General Prohibition 1: No export or re-export of an item that is controlled by the U.S. Commerce Department and when the EAR states that a license is required.

General Prohibition 2: No export of any item made outside the U.S. that incorporates U.S. - origin commodities, software, or technology that is controlled to the export destination if that item:

• incorporates more than the de minimis amount of controlled U.S. content as defined in the EAR.
• is controlled for a reason indicated in the applicable export control classification number AND
• is shipping to a destination that would require an export license as shown in the country chart of the EAR

General Prohibition 3: No export of an item manufactured abroad to Cuba, Libya, or a destination in Country Group D:1 (Supplement No. 1 to part 740 of the EAR) if the item:

• is the direct product of technology or software that requires a written letter of assurance AND is subject to national security controls as stated in the EAR
• is subject to national security controls AND is the direct product of a plant or component of a plant, where the plant or component is a direct product of technology that requires a letter of assurance

General Prohibition 4: No export in violation of a denial order issued under part 766 of the EAR.

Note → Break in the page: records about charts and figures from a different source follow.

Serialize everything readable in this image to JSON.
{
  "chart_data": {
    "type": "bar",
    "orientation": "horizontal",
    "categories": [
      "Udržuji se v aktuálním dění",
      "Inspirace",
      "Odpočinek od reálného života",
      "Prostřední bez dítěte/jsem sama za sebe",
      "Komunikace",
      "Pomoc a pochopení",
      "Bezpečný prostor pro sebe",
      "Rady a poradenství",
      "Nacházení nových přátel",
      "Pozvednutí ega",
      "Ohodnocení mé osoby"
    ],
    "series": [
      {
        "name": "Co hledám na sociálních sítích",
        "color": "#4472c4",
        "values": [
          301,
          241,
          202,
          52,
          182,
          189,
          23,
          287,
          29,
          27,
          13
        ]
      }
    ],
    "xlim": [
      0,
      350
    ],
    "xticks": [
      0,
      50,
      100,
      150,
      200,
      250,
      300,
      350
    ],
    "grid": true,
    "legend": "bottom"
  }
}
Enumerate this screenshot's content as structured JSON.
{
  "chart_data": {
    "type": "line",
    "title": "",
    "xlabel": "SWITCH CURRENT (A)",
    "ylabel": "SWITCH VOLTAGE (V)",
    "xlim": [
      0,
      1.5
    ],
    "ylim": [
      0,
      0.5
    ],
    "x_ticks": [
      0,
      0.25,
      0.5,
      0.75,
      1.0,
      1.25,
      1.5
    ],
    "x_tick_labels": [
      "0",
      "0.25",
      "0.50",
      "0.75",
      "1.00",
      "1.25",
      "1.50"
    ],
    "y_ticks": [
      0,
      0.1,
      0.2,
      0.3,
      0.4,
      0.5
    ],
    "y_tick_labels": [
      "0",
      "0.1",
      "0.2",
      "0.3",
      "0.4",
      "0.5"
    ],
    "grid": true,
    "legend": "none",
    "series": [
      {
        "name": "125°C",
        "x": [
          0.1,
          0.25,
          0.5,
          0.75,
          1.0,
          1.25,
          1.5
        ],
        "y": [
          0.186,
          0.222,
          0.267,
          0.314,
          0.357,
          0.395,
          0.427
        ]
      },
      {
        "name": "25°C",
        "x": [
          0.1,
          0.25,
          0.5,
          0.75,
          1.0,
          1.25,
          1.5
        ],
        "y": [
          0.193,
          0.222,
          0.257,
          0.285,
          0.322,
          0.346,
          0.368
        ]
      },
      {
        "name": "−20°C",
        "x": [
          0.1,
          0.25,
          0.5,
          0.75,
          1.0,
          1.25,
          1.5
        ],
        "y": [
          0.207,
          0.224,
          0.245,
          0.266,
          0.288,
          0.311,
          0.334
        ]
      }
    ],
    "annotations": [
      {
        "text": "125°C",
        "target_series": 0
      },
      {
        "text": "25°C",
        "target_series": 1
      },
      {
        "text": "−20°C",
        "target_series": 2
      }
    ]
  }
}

General Prohibition 5: Under the Enhanced Proliferation Control Initiative, export to an end user or for an end use involving nuclear, missile, or chemical biological weaponry (as defined in part 744 of the EAR) is prohibited unless authorized by the U.S. Government. This prohibition is triggered if you "know" or even "have reason to know" of such end users or uses.

General Prohibition 6: No Export to Embargoed Countries

General Prohibition 7: No assistance with activities (e.g. financing, contracting, service, support) that promote proliferation of nuclear, missile, or chemical biological weaponry as defined in part 744 of the EAR.

No rendering of technical assistance to persons outside the U.S. to develop or manufacture outside the U.S. certain encryption items as identified in the EAR.

General Prohibition 8: No export through or in transit through Albania, Armenia, Azerbaijan, Belarus, Bulgaria, Cambodia, Cuba, Estonia, Georgia, Kazakhstan, Kyrgyzstan, Laos, Latvia, Lithuania, Mongolia, North Korea, Russia, Tajikistan, Turkmenistan, Ukraine, Uzbekistan, Vietnam.

General Prohibition 9: No violation of orders, terms, or conditions of a license or license exception.

General Prohibition 10: No sale, transfer, export, reexport, financing, order, purchase, loan, or servicing of any item subject to the EAR with knowledge that a violation of the EAR, order, license, license authorization has occurred, is about to occur, or is intended to occur.

*This summary of the export prohibitions is intended as a general resource but should not be taken as official legal authority. For full, current, official regulatory details, consult the U.S. Export Administration Regulations (15 CFR Parts 730-774).